Il a été le coordinateur d’une organisation de jeunesse bosniaque et il a également siégé au comité de la mosquée bosniaque de Berne.
Depuis 2003, le trentenaire est rédacteur en chef de la revue Swiss BiH, une plateforme électronique d’échange et d’intégration, destinée aux ressortissants bosniaques installés dans la Confédération.
swissinfo.ch : La grande majorité des musulmans de Suisse sont originaires d’ex-Yougoslavie. Or, dans le débat qui fait rage en ce moment, on entend à peine leur voix. Comment l’expliquer?
Alic Nedzad: De nombreux musulmans d’ex-Yougoslavie qui vivent en Suisse ont été chassés de leur pays. Après l’acceptation de l’initiative pour l’interdiction des minarets, ils ont une fois encore le sentiment de ne pas être les bienvenus. De nombreux Bosniaques ont peur et se demandent désormais «qui seront les prochains».
La plupart des Bosniaques musulmans considèrent la question de la religion comme relevant de la sphère privée. Elle n’influence pas leur quotidien. C’est la raison pour laquelle ils ne veulent pas s’exposer publiquement sur ce sujet.
Unifier la communauté des exilés en Suisse est une tâche difficile, parce que les cicatrices laissées par la guerre d’ex-Yougoslavie ne sont pas encore toutes refermées.
En Suisse, il n’y a pas de centre culturel ou d’association réunissant à la fois des Bosniaques, des Croates et des Serbes pour s’engager ensemble. Et c’est pourquoi est née l’idée de la revue bosniaque Swiss BiH. Je voulais offrir une plateforme pour permettre aux Bosniaques d’échanger entre eux.
swissinfo.ch: Qui pourrait représenter les musulmans modérés, si ce n’est vous-même?

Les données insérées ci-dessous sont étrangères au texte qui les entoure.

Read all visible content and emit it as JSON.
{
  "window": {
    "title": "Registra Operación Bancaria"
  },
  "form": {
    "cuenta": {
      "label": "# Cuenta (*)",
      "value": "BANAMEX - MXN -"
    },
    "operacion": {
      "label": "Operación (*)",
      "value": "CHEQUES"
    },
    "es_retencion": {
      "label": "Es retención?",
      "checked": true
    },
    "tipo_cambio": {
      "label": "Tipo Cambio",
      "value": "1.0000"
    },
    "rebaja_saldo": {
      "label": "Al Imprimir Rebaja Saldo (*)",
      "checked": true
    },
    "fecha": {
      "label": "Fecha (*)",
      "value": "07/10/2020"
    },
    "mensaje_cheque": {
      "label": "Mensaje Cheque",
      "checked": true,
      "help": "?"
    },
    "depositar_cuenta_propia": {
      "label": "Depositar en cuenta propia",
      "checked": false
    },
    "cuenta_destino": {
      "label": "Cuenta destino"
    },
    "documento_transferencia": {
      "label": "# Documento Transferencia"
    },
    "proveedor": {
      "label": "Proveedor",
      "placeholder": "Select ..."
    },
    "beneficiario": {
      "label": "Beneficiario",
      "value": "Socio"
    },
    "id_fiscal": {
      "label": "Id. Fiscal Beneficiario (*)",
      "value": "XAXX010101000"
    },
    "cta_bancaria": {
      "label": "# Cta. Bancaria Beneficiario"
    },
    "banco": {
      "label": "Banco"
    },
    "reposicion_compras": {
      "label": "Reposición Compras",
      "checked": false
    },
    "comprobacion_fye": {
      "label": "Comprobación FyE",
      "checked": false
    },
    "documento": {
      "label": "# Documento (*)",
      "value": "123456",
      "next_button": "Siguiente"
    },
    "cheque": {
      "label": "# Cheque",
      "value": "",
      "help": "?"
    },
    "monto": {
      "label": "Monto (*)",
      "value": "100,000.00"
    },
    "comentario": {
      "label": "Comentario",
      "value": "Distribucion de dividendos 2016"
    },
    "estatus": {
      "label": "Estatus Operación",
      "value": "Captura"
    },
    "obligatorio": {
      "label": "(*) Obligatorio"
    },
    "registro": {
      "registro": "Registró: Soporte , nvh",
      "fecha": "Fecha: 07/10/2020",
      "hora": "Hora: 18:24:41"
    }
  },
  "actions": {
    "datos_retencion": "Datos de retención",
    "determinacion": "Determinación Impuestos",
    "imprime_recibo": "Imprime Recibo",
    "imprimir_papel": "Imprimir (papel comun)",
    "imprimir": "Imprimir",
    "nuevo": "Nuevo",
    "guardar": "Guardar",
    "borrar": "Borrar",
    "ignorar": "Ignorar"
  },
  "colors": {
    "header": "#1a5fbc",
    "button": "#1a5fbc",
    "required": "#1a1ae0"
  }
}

A. N. : A mon avis, les musulmans ne peuvent pas se défendre eux-mêmes. Ce rôle devrait être endossé par le gouvernement.
A quoi cela sert-il si nos déclarations disparaissent dans un torrent de déclarations tous azimuts et omniprésentes? Il suffirait simplement d’ancrer l’interdiction d’attaquer d’autres religions dans la loi.
swissinfo.ch: En Suisse, en plus de la liberté religieuse, il existe aussi une liberté d’opinion.
A. N. : A mon avis, c’est un paradoxe. Au lieu d’aborder la discrimination d’une religion, on débat de la question de savoir si l’interdiction d’une affiche discriminatoire ne revient pas à bafouer le principe de la démocratie.
swissinfo.ch : Il y a juste une demi-année, le peuple suisse a accepté l’initiative sur l’interdiction des minarets. Qu’est-ce qui a changé pour vous depuis ce scrutin?
A. N. : Pour moi, c’est l’image d’une Suisse multiculturelle qui s’est brisée.
J’ai vécu la guerre en ex-Yougoslavie et je suis arrivé en Suisse à l’âge de 12 ans. J’avais toujours eu le sentiment d’être accepté dans ce pays où j’ai grandi, je suis allé à l’école et où je travaille aujourd’hui.
Je me considère bien intégré en Suisse et je m’y sens chez moi. Avant la votation, je ne pensais pas que «ma» Suisse permettrait une telle interdiction.
Personnellement, je le vis comme une sorte de perte de confiance. Un peu comme l’impression de vivre aujourd’hui aux côtés de personnes dont on pensait qu’elles nous comprenaient.
Je n’ai jamais caché le fait d’être musulman. Je parlais de l’islam avec mes collègues suisses et je célébrais aussi la fin du ramadan avec eux. Je pensais sincèrement que tout était en ordre.
Mais aujourd’hui, si une personne m’affirme qu’elle n’a pas de problème avec les autres religions que la sienne, je ne suis plus aussi certain de la croire. Je suis devenu plus méfiant, je doute davantage de la sincérité des gens et je me demande souvent s’ils disent vraiment ce qu’ils pensent.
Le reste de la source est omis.